Trump over the weekend invoked a sparsely used 18th century law to carry out mass deportations—and after outrage, justified doing so because we are in a “time of war.”
On Saturday, the president used the Alien Enemies Act of 1798—untouched since the War of 1812 and the Japanese internment of the 1940s—to push the deportation of more than 200 Venezuelans, claiming they were Tren de Aragua gang members. The deportations were carried out despite a court order requiring all planes carrying people deported under the law to remain in the country.
When asked the following day why he invoked wartime powers, Trump’s answer was telling.
“Well this is a time of war. Because Biden allowed millions of people, many of them criminals, many of them at the highest level.… Other nations emptied their jails into the United States, it’s an invasion. These are criminals, many many criminals … murderers, drug dealers at the highest level, drug lords. People from mental institutions. That’s an invasion,” Trump told reporters aboard Air Force One, sliding effortlessly into the unfounded, racist rhetoric that has defined his political career.

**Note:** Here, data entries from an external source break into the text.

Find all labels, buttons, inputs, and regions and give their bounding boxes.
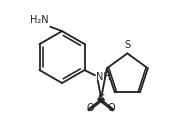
Text: O: O xyxy=(108,103,115,113)
Text: NH: NH xyxy=(96,72,110,82)
Text: S: S xyxy=(124,40,130,50)
Text: O: O xyxy=(86,103,94,113)
Text: H₂N: H₂N xyxy=(30,15,49,25)
Text: S: S xyxy=(97,93,105,106)
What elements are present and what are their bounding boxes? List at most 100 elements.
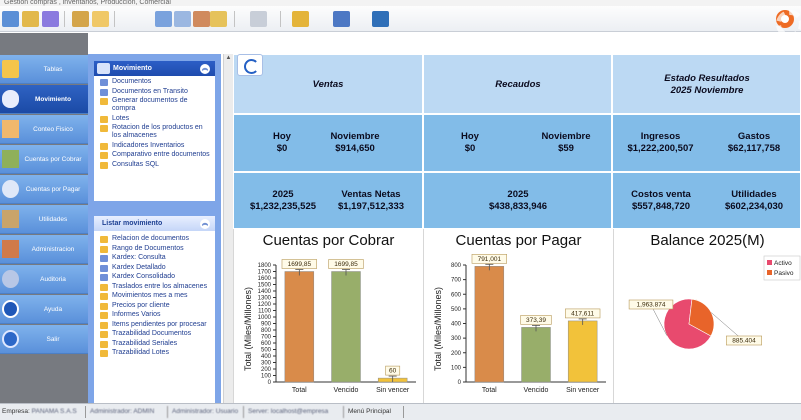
movimiento-list: Documentos Documentos en Transito Genera… xyxy=(94,76,215,172)
bar-chart: 0 100 200 300 400 500 600 700 800 791,001 Total 373… xyxy=(451,254,606,394)
sidebar-item-administracion[interactable]: Administracion xyxy=(0,235,88,264)
y-tick-label: 800 xyxy=(451,263,462,269)
resultados-title: Estado Resultados xyxy=(664,73,750,84)
chart-balance: Balance 2025(M) 1,963.874 885.404 Activo Pa… xyxy=(613,229,801,403)
user-icon[interactable] xyxy=(193,11,210,27)
cart-icon[interactable] xyxy=(72,11,89,27)
invoice-icon[interactable] xyxy=(92,11,109,27)
listar-movimiento-header[interactable]: Listar movimiento ︽ xyxy=(94,216,215,231)
status-bar: Empresa: PANAMA S.A.S Administrador: ADM… xyxy=(0,403,801,420)
help-lifebuoy-icon[interactable] xyxy=(776,10,801,38)
data-label-box xyxy=(328,259,364,269)
folder-icon xyxy=(100,283,108,291)
count-icon xyxy=(2,120,19,138)
admin-icon xyxy=(2,240,19,258)
ventas-periodo-tile xyxy=(233,114,423,172)
scroll-up-arrow-icon[interactable]: ▲ xyxy=(225,55,232,61)
sidebar-item-utilidades[interactable]: Utilidades xyxy=(0,205,88,234)
list-item[interactable]: Lotes xyxy=(100,115,212,123)
resultados-subtitle: 2025 Noviembre xyxy=(670,85,744,96)
category-label: Sin vencer xyxy=(566,387,600,394)
list-item[interactable]: Consultas SQL xyxy=(100,161,212,169)
legend-label: Activo xyxy=(774,260,792,267)
bar xyxy=(474,266,505,383)
sidebar-item-auditoria[interactable]: Auditoria xyxy=(0,265,88,294)
bar xyxy=(331,271,361,383)
binoculars-icon[interactable] xyxy=(22,11,39,27)
y-tick-label: 300 xyxy=(261,361,272,367)
folder-icon xyxy=(100,293,108,300)
sidebar-item-salir[interactable]: Salir xyxy=(0,325,88,354)
y-tick-label: 1500 xyxy=(258,283,272,289)
list-item[interactable]: Rotacion de los productos en los almacen… xyxy=(100,124,212,140)
list-item[interactable]: Comparativo entre documentos xyxy=(100,151,212,159)
collapse-chevron-icon[interactable]: ︽ xyxy=(200,64,210,74)
table-icon[interactable] xyxy=(333,11,350,27)
sidebar-item-movimiento[interactable]: Movimiento xyxy=(0,85,88,114)
y-tick-label: 300 xyxy=(451,336,462,342)
chart-cuentas-cobrar: Cuentas por Cobrar Total (Miles/Millones… xyxy=(233,229,423,403)
vertical-scrollbar[interactable]: ▲ xyxy=(223,54,233,403)
list-item[interactable]: Traslados entre los almacenes xyxy=(100,283,212,291)
y-axis-label: Total (Miles/Millones) xyxy=(433,286,443,371)
dashboard-grid: Ventas Recaudos Estado Resultados 2025 N… xyxy=(233,54,801,229)
calculator-icon[interactable] xyxy=(174,11,191,27)
folder-icon xyxy=(100,236,108,243)
category-label: Vencido xyxy=(524,387,549,394)
library-icon[interactable] xyxy=(42,11,59,27)
recaudos-mes-label: Noviembre xyxy=(541,131,591,142)
resultados-ingresos-tile xyxy=(612,114,801,172)
list-item[interactable]: Documentos en Transito xyxy=(100,88,212,96)
sidebar-item-conteo-fisico[interactable]: Conteo Fisico xyxy=(0,115,88,144)
costos-venta-label: Costos venta xyxy=(631,189,691,200)
monitor-icon[interactable] xyxy=(250,11,267,27)
category-label: Total xyxy=(482,387,497,394)
sidebar-item-tablas[interactable]: Tablas xyxy=(0,55,88,84)
pie-slice xyxy=(663,298,712,350)
data-label-box xyxy=(471,254,507,264)
list-item[interactable]: Relacion de documentos xyxy=(100,235,212,243)
refresh-button[interactable] xyxy=(237,54,263,76)
list-item[interactable]: Kardex Detallado xyxy=(100,264,212,272)
legend-label: Pasivo xyxy=(774,270,794,277)
folder-icon xyxy=(100,321,108,329)
exit-door-icon[interactable] xyxy=(372,11,389,27)
list-item[interactable]: Rango de Documentos xyxy=(100,245,212,253)
sidebar-item-cuentas-por-cobrar[interactable]: Cuentas por Cobrar xyxy=(0,145,88,174)
pie-label-box xyxy=(726,335,763,346)
ventas-header xyxy=(233,54,423,114)
movement-icon xyxy=(97,63,110,74)
sidebar-item-ayuda[interactable]: Ayuda xyxy=(0,295,88,324)
collapse-chevron-icon[interactable]: ︽ xyxy=(200,219,210,229)
printer-icon[interactable] xyxy=(155,11,172,27)
window-icon[interactable] xyxy=(2,11,19,27)
y-tick-label: 700 xyxy=(451,278,462,284)
list-item[interactable]: Indicadores Inventarios xyxy=(100,142,212,150)
list-item[interactable]: Precios por cliente xyxy=(100,302,212,310)
list-item[interactable]: Generar documentos de compra xyxy=(100,97,212,113)
list-item[interactable]: Trazabilidad Seriales xyxy=(100,340,212,348)
folder-icon xyxy=(100,161,108,169)
ventas-netas-label: Ventas Netas xyxy=(341,189,401,200)
folder-icon xyxy=(100,115,108,123)
status-modo: Administrador: Usuario xyxy=(170,406,244,418)
data-label: 1699,85 xyxy=(334,261,358,268)
kardex-icon xyxy=(100,255,108,262)
list-item[interactable]: Documentos xyxy=(100,78,212,86)
folder-icon xyxy=(100,340,108,348)
folder-icon xyxy=(100,331,108,338)
list-item[interactable]: Informes Varios xyxy=(100,311,212,319)
list-item[interactable]: Items pendientes por procesar xyxy=(100,321,212,329)
sidebar-item-cuentas-por-pagar[interactable]: Cuentas por Pagar xyxy=(0,175,88,204)
list-item[interactable]: Movimientos mes a mes xyxy=(100,292,212,300)
y-tick-label: 500 xyxy=(261,348,272,354)
notebook-icon[interactable] xyxy=(292,11,309,27)
folder-open-icon[interactable] xyxy=(210,11,227,27)
list-item[interactable]: Trazabilidad Lotes xyxy=(100,349,212,357)
list-item[interactable]: Kardex: Consulta xyxy=(100,254,212,262)
list-item[interactable]: Trazabilidad Documentos xyxy=(100,330,212,338)
recaudos-mes-value: $59 xyxy=(558,143,574,154)
movimiento-header[interactable]: Movimiento ︽ xyxy=(94,61,215,76)
list-item[interactable]: Kardex Consolidado xyxy=(100,273,212,281)
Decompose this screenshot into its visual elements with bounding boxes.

“In that sense this is war. In many respects it’s more dangerous than war because you know in war they have uniforms, you know who you’re shooting at, you know who you’re going after,” he continued. “We have thousands of murderers that Biden in his incompetence—he was grossly incompetent—Biden and his people.… It looked like we had an autopen for a president,” he said, insinuating that Biden was using an automatic signing device for all those last minute pardons he did rather than under his own power.
Trump’s invocation is a doubling down upon his mass deportation mission, and setting up a crisis by openly defying the courts. Salvadoran President Nayib Bukele, a fellow authoritarian ruler and Trump ally, mocked the judge’s order, posting video after video of heavily armed police officers leading the returned migrants to prison.